Philadelphia’s Marty Gamblin will be among four other Mississippians — and two other Neshoba countians — on the Mississippi Country Music Trail.

Country music legend Marty Stuart is one of the two Neshoba countians and he joined Gov. Phil Bryant here on Wednesday to announce five new trail marker recipients at a special ceremony at Stuart’s warehouse containing more than 20,000 country music artifacts that will be part of his Congress of Country Music mentioned above.

The other, long-time Neshoba County resident Bob Ferguson (1927-2001), was a key shaper of the “Nashville Sound” of the 1960s and ‘70s, as the producer of hundreds of major recordings and writer of such classic country songs as “Wings of a Dove” and “Carroll County Accident.”

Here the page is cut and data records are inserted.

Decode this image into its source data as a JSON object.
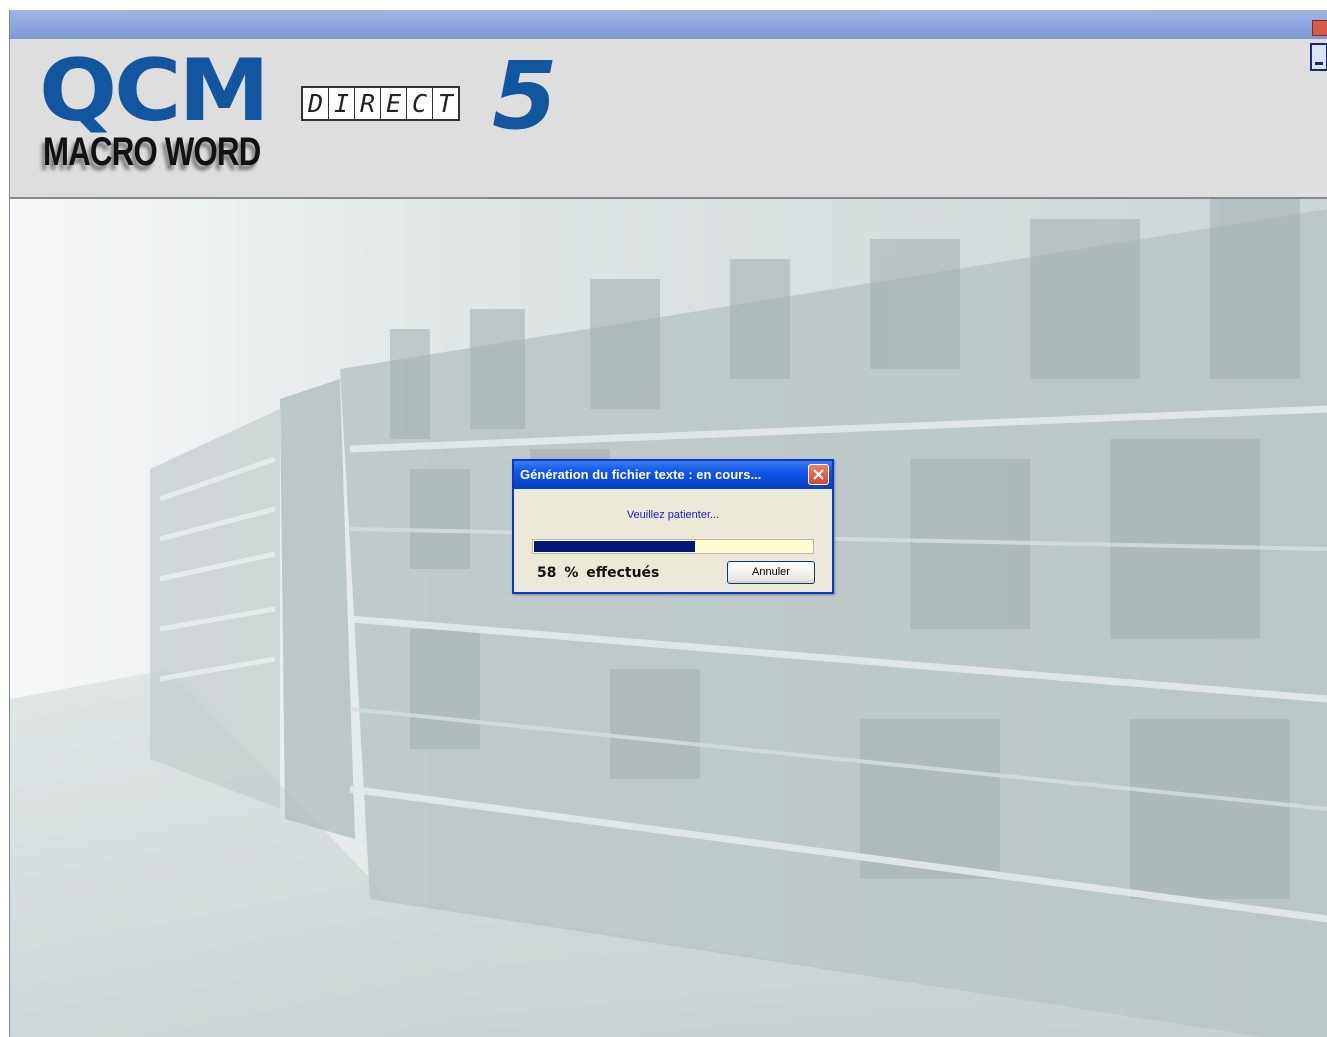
{
  "app": {
    "logo_qcm": "QCM",
    "logo_macro": "MACRO WORD",
    "logo_direct_letters": [
      "D",
      "I",
      "R",
      "E",
      "C",
      "T"
    ],
    "logo_version": "5",
    "brand_color": "#1356a0"
  },
  "window_controls": {
    "close_icon": "close-icon",
    "minimize_icon": "minimize-icon"
  },
  "dialog": {
    "title": "Génération du fichier texte : en cours...",
    "message": "Veuillez patienter...",
    "progress_fraction": 0.58,
    "progress_text": "58 % effectués",
    "cancel_label": "Annuler",
    "titlebar_color": "#0a55e0",
    "progress_color": "#07167a",
    "track_color": "#fffdd0"
  }
}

Gamblin spent nearly 40 years in the business representing some of country music’s biggest names like Alan Jackson and Glen Campbell.

Gamblin is currently executive director of the Mississippi Arts and Entertainment Center in Jackson.

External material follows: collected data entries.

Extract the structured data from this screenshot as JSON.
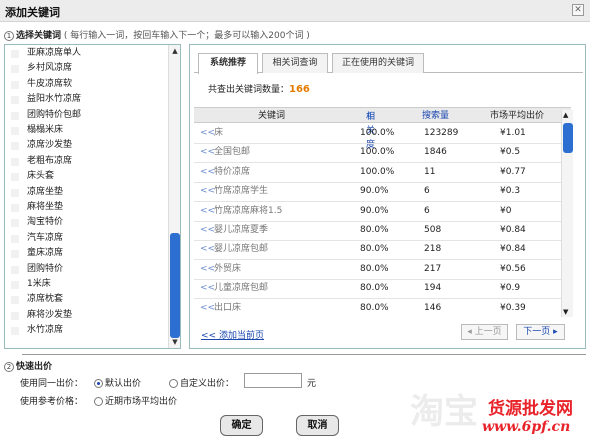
{
  "title": "添加关键词",
  "close_label": "✕",
  "step1": {
    "num": "1",
    "label": "选择关键词",
    "hint": "( 每行输入一词，按回车输入下一个；最多可以输入200个词 )"
  },
  "left_list": [
    "亚麻凉席单人",
    "乡村风凉席",
    "牛皮凉席软",
    "益阳水竹凉席",
    "团购特价包邮",
    "榻榻米床",
    "凉席沙发垫",
    "老粗布凉席",
    "床头套",
    "凉席坐垫",
    "麻将坐垫",
    "淘宝特价",
    "汽车凉席",
    "童床凉席",
    "团购特价",
    "1米床",
    "凉席枕套",
    "麻将沙发垫",
    "水竹凉席"
  ],
  "tabs": [
    "系统推荐",
    "相关词查询",
    "正在使用的关键词"
  ],
  "count": {
    "label": "共查出关键词数量：",
    "value": "166"
  },
  "table": {
    "headers": [
      "关键词",
      "相关度",
      "搜索量",
      "市场平均出价"
    ],
    "sort_icon": "⇩",
    "rows": [
      {
        "kw": "床",
        "rel": "100.0%",
        "vol": "123289",
        "price": "¥1.01"
      },
      {
        "kw": "全国包邮",
        "rel": "100.0%",
        "vol": "1846",
        "price": "¥0.5"
      },
      {
        "kw": "特价凉席",
        "rel": "100.0%",
        "vol": "11",
        "price": "¥0.77"
      },
      {
        "kw": "竹席凉席学生",
        "rel": "90.0%",
        "vol": "6",
        "price": "¥0.3"
      },
      {
        "kw": "竹席凉席麻将1.5",
        "rel": "90.0%",
        "vol": "6",
        "price": "¥0"
      },
      {
        "kw": "婴儿凉席夏季",
        "rel": "80.0%",
        "vol": "508",
        "price": "¥0.84"
      },
      {
        "kw": "婴儿凉席包邮",
        "rel": "80.0%",
        "vol": "218",
        "price": "¥0.84"
      },
      {
        "kw": "外贸床",
        "rel": "80.0%",
        "vol": "217",
        "price": "¥0.56"
      },
      {
        "kw": "儿童凉席包邮",
        "rel": "80.0%",
        "vol": "194",
        "price": "¥0.9"
      },
      {
        "kw": "出口床",
        "rel": "80.0%",
        "vol": "146",
        "price": "¥0.39"
      }
    ]
  },
  "add_all": "<< 添加当前页",
  "pager": {
    "prev": "◂ 上一页",
    "next": "下一页 ▸"
  },
  "step2": {
    "num": "2",
    "label": "快速出价"
  },
  "bid": {
    "same_label": "使用同一出价：",
    "default": "默认出价",
    "custom": "自定义出价：",
    "unit": "元",
    "ref_label": "使用参考价格：",
    "recent": "近期市场平均出价"
  },
  "buttons": {
    "ok": "确定",
    "cancel": "取消"
  },
  "watermark": {
    "text": "淘宝",
    "brand": "货源批发网",
    "url": "www.6pf.cn"
  },
  "colors": {
    "accent": "#2c6fd1",
    "count": "#e47b00",
    "brand_red": "#e8232a"
  }
}
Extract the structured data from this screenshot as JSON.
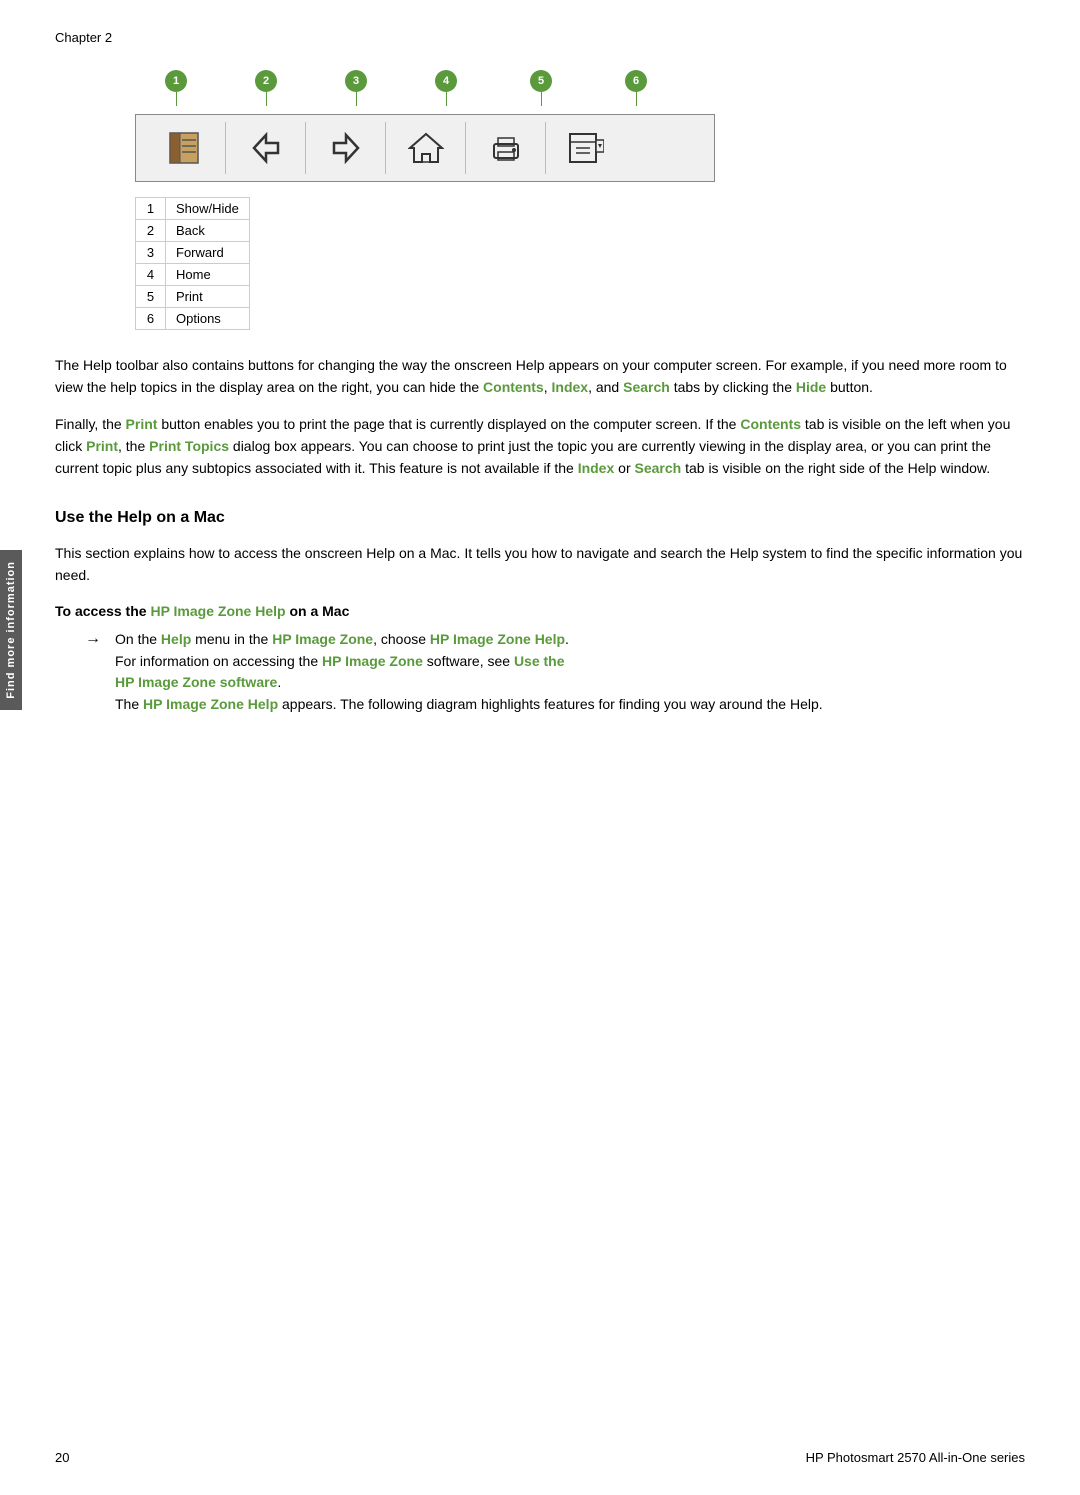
{
  "chapter": {
    "label": "Chapter 2"
  },
  "toolbar_diagram": {
    "numbers": [
      "1",
      "2",
      "3",
      "4",
      "5",
      "6"
    ],
    "icons": [
      {
        "name": "show-hide-icon",
        "label": "≡"
      },
      {
        "name": "back-icon",
        "label": "←"
      },
      {
        "name": "forward-icon",
        "label": "→"
      },
      {
        "name": "home-icon",
        "label": "⌂"
      },
      {
        "name": "print-icon",
        "label": "🖨"
      },
      {
        "name": "options-icon",
        "label": "📋"
      }
    ]
  },
  "legend": [
    {
      "num": "1",
      "label": "Show/Hide"
    },
    {
      "num": "2",
      "label": "Back"
    },
    {
      "num": "3",
      "label": "Forward"
    },
    {
      "num": "4",
      "label": "Home"
    },
    {
      "num": "5",
      "label": "Print"
    },
    {
      "num": "6",
      "label": "Options"
    }
  ],
  "paragraphs": {
    "p1": "The Help toolbar also contains buttons for changing the way the onscreen Help appears on your computer screen. For example, if you need more room to view the help topics in the display area on the right, you can hide the ",
    "p1_links": [
      "Contents",
      "Index"
    ],
    "p1_mid": ", and ",
    "p1_search": "Search",
    "p1_end": " tabs by clicking the ",
    "p1_hide": "Hide",
    "p1_final": " button.",
    "p2_start": "Finally, the ",
    "p2_print": "Print",
    "p2_mid": " button enables you to print the page that is currently displayed on the computer screen. If the ",
    "p2_contents": "Contents",
    "p2_mid2": " tab is visible on the left when you click ",
    "p2_print2": "Print",
    "p2_mid3": ", the ",
    "p2_print_topics": "Print Topics",
    "p2_mid4": " dialog box appears. You can choose to print just the topic you are currently viewing in the display area, or you can print the current topic plus any subtopics associated with it. This feature is not available if the ",
    "p2_index": "Index",
    "p2_mid5": " or ",
    "p2_search2": "Search",
    "p2_end": " tab is visible on the right side of the Help window."
  },
  "section": {
    "heading": "Use the Help on a Mac",
    "intro": "This section explains how to access the onscreen Help on a Mac. It tells you how to navigate and search the Help system to find the specific information you need.",
    "sub_heading": "To access the HP Image Zone Help on a Mac",
    "arrow_item_part1": "On the ",
    "arrow_help": "Help",
    "arrow_mid1": " menu in the ",
    "arrow_hp1": "HP Image Zone",
    "arrow_mid2": ", choose ",
    "arrow_hp2": "HP Image Zone Help",
    "arrow_end1": ".",
    "arrow_line2_start": "For information on accessing the ",
    "arrow_hp3": "HP Image Zone",
    "arrow_line2_mid": " software, see ",
    "arrow_use_link": "Use the HP Image Zone software",
    "arrow_line2_end": ".",
    "arrow_line3_start": "The ",
    "arrow_hp4": "HP Image Zone Help",
    "arrow_line3_end": " appears. The following diagram highlights features for finding you way around the Help."
  },
  "footer": {
    "page_num": "20",
    "product": "HP Photosmart 2570 All-in-One series"
  },
  "side_tab": {
    "text": "Find more information"
  }
}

He and his family moved back to Philadelphia nearly two decades ago after a long career in Nashville.

Three Neshoba countians on the Country Music Trail is a major big deal. Otis Rush is on the Mississippi Blues Trail. 

Journalists, sports greats, music! We have a rich history here in Philadelphia and Neshoba County to celebrate and promote.

 Gamblin has long been an asset to our community with his connections. 

While Gamblin’s contribution is more subtle and behind-the-scenes, his Nashville influence is noteworthy.